They have a real sexy black on black binding too, just they way you like em.
Betcha, they'd look pretty sweet on that Jones board.

These are the ones I got.


----------



## neni (Dec 24, 2012)

timmytard said:


> Neni, can't you see the Nidecker building from your balcony? :cheeky4:
> Maybe you should go across the street & try a few pairs out?
> 
> They have a real sexy black on black binding too, just they way you like em.
> Betcha, they'd look pretty sweet on that Jones board.


I bet, black-orange ones would also look nice on it :laugh: and if I for some reason don't like them, they'd be a nice present for the hubby


----------



## Girvs (May 14, 2013)

Currently have two sets of bindings for my four boards.
Have some Ride Rodeos for my park Pickle and some El Hefe for my Mans board, Infinite and Ultra Dream, I am however intending on picking up some Capo's so I can just leave the El Hefe's on the mansboard and swap the Capo's between the other two.


----------



## neni (Dec 24, 2012)

timmytard said:


> These are the ones I got.


Just learned that them Nidecker ones are no option for me. No high-back rotation... shame, found a pair in M. Ok, next one... Ride El Hefe. No size M to find in Europe. Well... no sales luck this time; I seem to have to wait till the '14 stuff is out.


----------



## timmytard (Mar 19, 2009)

Are you sure you are looking @ the right bindings?:icon_scratch:

I didn't notice yesterday that the bindings name is actually "fancy black" 

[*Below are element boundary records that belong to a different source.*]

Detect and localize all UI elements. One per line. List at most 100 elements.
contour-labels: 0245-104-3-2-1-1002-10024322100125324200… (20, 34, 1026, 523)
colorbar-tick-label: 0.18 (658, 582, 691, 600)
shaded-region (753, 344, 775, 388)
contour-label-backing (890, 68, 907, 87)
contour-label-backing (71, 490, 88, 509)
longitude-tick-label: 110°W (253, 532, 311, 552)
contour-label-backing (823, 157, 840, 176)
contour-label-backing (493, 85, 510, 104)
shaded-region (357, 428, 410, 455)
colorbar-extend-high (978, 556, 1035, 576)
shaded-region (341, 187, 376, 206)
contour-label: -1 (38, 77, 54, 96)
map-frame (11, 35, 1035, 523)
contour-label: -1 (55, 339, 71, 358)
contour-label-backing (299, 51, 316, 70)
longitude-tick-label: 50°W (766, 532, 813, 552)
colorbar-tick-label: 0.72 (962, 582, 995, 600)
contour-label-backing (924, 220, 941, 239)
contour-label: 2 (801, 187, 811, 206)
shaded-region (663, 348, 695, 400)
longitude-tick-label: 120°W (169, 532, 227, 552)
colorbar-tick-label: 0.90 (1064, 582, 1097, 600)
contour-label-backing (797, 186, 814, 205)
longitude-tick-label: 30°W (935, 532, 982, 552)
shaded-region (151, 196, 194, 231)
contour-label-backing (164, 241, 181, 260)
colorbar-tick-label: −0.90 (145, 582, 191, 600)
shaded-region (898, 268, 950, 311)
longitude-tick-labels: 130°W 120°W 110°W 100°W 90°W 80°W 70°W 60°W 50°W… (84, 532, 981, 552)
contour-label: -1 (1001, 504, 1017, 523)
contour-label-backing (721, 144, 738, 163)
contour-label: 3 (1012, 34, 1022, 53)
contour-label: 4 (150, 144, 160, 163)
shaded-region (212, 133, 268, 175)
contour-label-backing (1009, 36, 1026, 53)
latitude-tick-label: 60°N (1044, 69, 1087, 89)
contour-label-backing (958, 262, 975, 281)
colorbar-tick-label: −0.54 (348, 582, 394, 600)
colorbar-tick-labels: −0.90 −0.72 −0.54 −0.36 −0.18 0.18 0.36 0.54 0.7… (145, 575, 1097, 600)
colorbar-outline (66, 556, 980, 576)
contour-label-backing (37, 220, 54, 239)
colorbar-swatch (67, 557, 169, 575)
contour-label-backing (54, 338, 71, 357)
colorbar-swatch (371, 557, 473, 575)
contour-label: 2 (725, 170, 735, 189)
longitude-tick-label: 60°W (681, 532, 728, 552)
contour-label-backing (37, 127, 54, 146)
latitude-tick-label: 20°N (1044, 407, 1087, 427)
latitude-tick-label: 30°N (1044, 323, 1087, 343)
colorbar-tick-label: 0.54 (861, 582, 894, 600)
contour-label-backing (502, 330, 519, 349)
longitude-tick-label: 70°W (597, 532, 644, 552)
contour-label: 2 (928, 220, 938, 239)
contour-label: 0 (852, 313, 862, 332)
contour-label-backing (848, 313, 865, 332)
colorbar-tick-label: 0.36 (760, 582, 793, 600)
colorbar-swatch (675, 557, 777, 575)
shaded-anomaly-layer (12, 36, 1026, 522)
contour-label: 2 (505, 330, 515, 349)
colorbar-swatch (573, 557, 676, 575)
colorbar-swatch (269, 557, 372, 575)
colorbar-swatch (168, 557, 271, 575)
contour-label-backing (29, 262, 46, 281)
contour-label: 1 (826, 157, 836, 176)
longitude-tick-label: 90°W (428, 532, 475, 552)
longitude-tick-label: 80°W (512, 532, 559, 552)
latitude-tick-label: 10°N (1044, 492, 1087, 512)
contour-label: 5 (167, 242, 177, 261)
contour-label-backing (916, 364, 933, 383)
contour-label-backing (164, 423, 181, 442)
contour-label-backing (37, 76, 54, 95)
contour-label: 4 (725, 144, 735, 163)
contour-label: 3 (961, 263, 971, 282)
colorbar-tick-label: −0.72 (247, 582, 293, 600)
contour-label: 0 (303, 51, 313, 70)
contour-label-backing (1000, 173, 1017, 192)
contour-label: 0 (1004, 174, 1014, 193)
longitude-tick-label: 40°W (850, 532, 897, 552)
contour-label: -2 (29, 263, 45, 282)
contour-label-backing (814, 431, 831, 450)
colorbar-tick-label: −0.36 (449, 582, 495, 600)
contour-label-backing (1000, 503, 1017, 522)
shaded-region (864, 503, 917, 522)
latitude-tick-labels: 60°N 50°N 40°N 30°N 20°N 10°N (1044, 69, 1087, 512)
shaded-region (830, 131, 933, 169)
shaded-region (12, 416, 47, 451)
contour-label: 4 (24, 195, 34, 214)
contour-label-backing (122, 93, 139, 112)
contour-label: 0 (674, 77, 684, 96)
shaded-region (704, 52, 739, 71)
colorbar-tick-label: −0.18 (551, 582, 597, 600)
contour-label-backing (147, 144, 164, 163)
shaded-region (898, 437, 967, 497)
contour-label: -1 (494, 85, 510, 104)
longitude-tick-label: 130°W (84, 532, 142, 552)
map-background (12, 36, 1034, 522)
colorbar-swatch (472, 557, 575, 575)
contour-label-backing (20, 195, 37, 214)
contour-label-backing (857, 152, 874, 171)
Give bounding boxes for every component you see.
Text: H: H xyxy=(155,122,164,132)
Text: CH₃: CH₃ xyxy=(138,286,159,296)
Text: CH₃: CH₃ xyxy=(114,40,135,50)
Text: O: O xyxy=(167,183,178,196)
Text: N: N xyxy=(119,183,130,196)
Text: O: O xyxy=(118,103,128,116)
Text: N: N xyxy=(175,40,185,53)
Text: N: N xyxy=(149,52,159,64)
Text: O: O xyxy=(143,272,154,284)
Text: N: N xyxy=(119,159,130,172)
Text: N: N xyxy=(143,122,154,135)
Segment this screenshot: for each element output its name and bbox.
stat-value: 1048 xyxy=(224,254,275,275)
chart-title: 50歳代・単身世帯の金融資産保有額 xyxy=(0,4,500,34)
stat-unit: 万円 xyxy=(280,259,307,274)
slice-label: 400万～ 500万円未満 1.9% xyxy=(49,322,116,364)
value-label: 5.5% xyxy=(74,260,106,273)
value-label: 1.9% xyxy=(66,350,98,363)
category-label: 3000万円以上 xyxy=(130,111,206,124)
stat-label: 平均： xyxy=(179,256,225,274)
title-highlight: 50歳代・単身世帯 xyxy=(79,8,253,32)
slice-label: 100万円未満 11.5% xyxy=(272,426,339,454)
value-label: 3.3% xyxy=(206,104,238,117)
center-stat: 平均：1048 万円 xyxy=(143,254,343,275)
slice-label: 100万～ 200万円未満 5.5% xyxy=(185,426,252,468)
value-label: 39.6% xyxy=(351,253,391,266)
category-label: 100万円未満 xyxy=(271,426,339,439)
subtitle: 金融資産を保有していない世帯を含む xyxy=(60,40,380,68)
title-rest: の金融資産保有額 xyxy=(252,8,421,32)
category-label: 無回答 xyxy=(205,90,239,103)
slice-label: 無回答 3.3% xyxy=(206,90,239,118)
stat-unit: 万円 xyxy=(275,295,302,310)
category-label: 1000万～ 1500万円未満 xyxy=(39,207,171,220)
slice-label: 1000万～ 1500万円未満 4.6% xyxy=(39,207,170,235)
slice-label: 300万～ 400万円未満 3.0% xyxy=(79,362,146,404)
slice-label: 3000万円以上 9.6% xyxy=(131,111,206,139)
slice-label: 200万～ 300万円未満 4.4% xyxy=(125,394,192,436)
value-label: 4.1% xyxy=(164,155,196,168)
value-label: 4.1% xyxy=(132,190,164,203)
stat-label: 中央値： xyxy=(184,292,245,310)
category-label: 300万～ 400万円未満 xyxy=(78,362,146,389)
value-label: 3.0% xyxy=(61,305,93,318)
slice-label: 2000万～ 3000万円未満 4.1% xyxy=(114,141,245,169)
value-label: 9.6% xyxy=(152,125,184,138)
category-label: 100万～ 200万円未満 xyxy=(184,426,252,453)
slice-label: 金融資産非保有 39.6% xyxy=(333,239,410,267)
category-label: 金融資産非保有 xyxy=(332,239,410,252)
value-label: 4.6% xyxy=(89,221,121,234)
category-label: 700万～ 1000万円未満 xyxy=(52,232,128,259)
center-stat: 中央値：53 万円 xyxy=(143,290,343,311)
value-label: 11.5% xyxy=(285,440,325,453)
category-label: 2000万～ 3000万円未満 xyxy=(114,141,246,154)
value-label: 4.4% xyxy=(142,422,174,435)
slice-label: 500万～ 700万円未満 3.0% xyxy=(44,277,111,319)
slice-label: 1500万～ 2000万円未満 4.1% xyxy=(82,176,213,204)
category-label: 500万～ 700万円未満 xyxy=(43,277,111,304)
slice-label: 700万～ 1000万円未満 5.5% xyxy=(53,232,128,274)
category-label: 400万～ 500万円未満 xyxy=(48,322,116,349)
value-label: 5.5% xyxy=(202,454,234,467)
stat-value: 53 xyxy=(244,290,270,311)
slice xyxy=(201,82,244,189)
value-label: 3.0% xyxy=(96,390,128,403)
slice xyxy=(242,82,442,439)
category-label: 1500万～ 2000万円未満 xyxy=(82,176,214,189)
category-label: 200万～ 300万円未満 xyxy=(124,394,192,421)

They do have high back rotation, you can see it in the pics.:thumbsup:

The ones I got have it & they are probably 10 years old, pretty sure they all have it?:dunno:


TT


----------



## onthefence (Dec 16, 2010)

I don't think having a different set of bindings for each board is necessary unless you actually NEED it. For my case I have Rome 390 Boss which work well for both my park and freeride boards, and I am pretty sure I am not shredding at a high enough level skill level to find myself pushing the limits of my all-mountain bindings. I would guess that a lot of riders buy different bindings even when their skill set cannot even justify the need for purchase. I take off my bindings when I wax anyway, so it's not an inconvenience to swap them between decks..


----------



## Lamps (Sep 3, 2011)

3 boards and 3 bindings, 2 c60, one diode. I like to have same/similar flex


----------